One of the hardest things to get right in a photograph is the lighting. Too much light, too little light, or a combination of the two can ruin an otherwise perfect photo. But, luckily this problem can be solved if you understand the types of lighting, how they affect your camera and what you can do to use these effects to your full advantage.
Backlighting is just as it sounds: light that comes from behind your subject. This can make a beautiful photo, or turn a beautiful photo into a disaster. Backlighting is what turns a palm tree into a silhouette against the sunset. In this case, that is a good thing that adds to the photograph. But, the same thing can happen if you want to take a photograph of a person who has a strong backlight behind them, such as the sun, sky, or bright lights.
The camera reads the brightness behind the main subject and sets its internal meter to expose properly for the extra light. This underexposes your subject and will usually turn them into a silhouette. You can avoid this by using a fill-flash. A fill-flash will “fill” in the needed light, chasing away the shadows from your subject caused from the bright light behind.
2. Side lighting
Side lighting can have a very drastic effect on your photos, also. But, unlike backlighting, its brightness comes from the right or left of your subject. This tends to cast one side in total darkness, while putting the other in the spot light. This is a wonderful way to get a mysterious, dramatic portrait photo. Pose your subject in front of a window, with one of their shoulders close to the window. Your camera will expose properly for the bright side and will usually cast the other side of the face in complete darkness. If, on the other hand, you want a natural portrait you can use something to reflect light onto the darkened side of the face. A white poster board or other light reflecting surface can bounce enough light back onto your subject to soften the effect of side lighting.
Side lighting is wonderful for showing texture and adding depth to a photo.
3. Diffused Lighting
When most people talk about using natural light they are referring of course to the sun. "Shoot next to a window!", "Even outdoors!" they say, yet shooting with the sun as your light source presents a particular set of problems. On a clear, bright day, the sun is producing directional light. Directional light is usually not very good for certain photographs. Directional light is light that is traveling directly from the source to the subject. This type of light creates over-blown highlights and harsh shadows.Diffused lighting is light that is hitting the subject from MANY directions, producing a softer, more even light.
The image above comes from Wrightfood.com .The image on the left is directional light...notice the harsh shadows and blown-out highlights? The image on the right uses diffused lighting and is much more pleasant and powerful. The light is even, soft, and shows off the subject much better than the directional light.

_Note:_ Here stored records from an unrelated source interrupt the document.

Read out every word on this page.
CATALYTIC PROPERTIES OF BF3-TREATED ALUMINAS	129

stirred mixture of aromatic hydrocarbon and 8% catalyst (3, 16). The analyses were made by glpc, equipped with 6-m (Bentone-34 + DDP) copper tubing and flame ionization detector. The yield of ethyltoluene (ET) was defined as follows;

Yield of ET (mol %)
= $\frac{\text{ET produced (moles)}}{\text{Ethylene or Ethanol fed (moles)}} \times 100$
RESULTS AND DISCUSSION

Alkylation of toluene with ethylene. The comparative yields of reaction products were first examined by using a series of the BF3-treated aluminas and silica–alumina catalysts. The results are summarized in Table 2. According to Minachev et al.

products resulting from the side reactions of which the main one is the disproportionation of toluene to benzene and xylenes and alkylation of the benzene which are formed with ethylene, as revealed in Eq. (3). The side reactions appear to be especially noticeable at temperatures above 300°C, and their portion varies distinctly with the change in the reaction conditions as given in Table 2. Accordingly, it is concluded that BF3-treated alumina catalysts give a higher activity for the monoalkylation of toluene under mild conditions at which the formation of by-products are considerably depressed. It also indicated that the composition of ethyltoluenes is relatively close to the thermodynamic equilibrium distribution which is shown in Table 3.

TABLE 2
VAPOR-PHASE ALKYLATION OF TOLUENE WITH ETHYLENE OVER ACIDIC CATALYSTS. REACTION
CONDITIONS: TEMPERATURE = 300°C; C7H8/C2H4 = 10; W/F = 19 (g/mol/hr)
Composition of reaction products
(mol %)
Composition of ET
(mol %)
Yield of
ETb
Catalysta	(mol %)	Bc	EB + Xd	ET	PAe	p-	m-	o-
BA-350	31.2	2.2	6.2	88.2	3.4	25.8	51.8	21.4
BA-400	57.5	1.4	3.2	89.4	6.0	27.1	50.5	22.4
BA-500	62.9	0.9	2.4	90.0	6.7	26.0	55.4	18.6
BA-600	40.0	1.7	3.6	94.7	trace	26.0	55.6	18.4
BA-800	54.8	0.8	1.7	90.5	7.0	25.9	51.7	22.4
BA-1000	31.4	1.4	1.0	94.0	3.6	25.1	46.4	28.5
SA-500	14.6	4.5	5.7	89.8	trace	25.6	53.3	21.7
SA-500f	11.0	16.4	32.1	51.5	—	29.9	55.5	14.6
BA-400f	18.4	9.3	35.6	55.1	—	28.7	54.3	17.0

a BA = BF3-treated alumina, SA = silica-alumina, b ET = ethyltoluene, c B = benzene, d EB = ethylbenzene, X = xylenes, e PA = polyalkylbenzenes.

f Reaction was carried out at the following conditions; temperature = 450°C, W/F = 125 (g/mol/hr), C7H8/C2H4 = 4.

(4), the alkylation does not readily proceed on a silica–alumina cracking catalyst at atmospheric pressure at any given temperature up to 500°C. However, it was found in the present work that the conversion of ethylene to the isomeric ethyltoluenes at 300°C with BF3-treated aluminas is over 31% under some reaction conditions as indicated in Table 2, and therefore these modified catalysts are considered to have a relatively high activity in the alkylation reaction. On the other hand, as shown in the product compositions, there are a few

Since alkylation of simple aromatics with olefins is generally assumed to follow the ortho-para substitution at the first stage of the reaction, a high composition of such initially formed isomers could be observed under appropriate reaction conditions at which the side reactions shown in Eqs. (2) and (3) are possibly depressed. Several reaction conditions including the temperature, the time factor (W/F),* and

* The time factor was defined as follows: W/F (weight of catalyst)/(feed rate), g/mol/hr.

How To Make Diffused Light
So how do you diffuse light? Simple. Place any shear or semi-transparent material in between the light source and your subject. A shear, white curtain works great. Many people buy drawing vellum at the art supply store and tape it up to their window. The key idea here is to avoid placing your subject in direct light or to diffuse the light to soften it. One word of caution: Diffusing the light will decrease the intensity or brightness, so adjust camera setting accordingly.
Sometimes lighting from any direction is just too harsh. This is when you want to soften the incoming light, to take away some of the contrast for a more pleasing photograph. Bright sunlight at midday is the worst kind of light for photography. The light colors are washed out and the contrasting shadows are too dark. To avoid this, wait for the sun to go behind a cloud or if your subject is moveable, put them in the shade of a tree or building and take the photo there. The light will be much more natural here and will result in a better photo. If it is not possible to move your subject, and there is not a cloud in sight, you can sometimes make your own shade with an umbrella or some similar object. Or, come back in the morning or evening when the sun is lower the sky.
4. Artificial Lighting
Artificial lighting comes in all shapes and sizes. From a built in flash on your camera to expensive lights in the studio, they all have their strengths and weaknesses.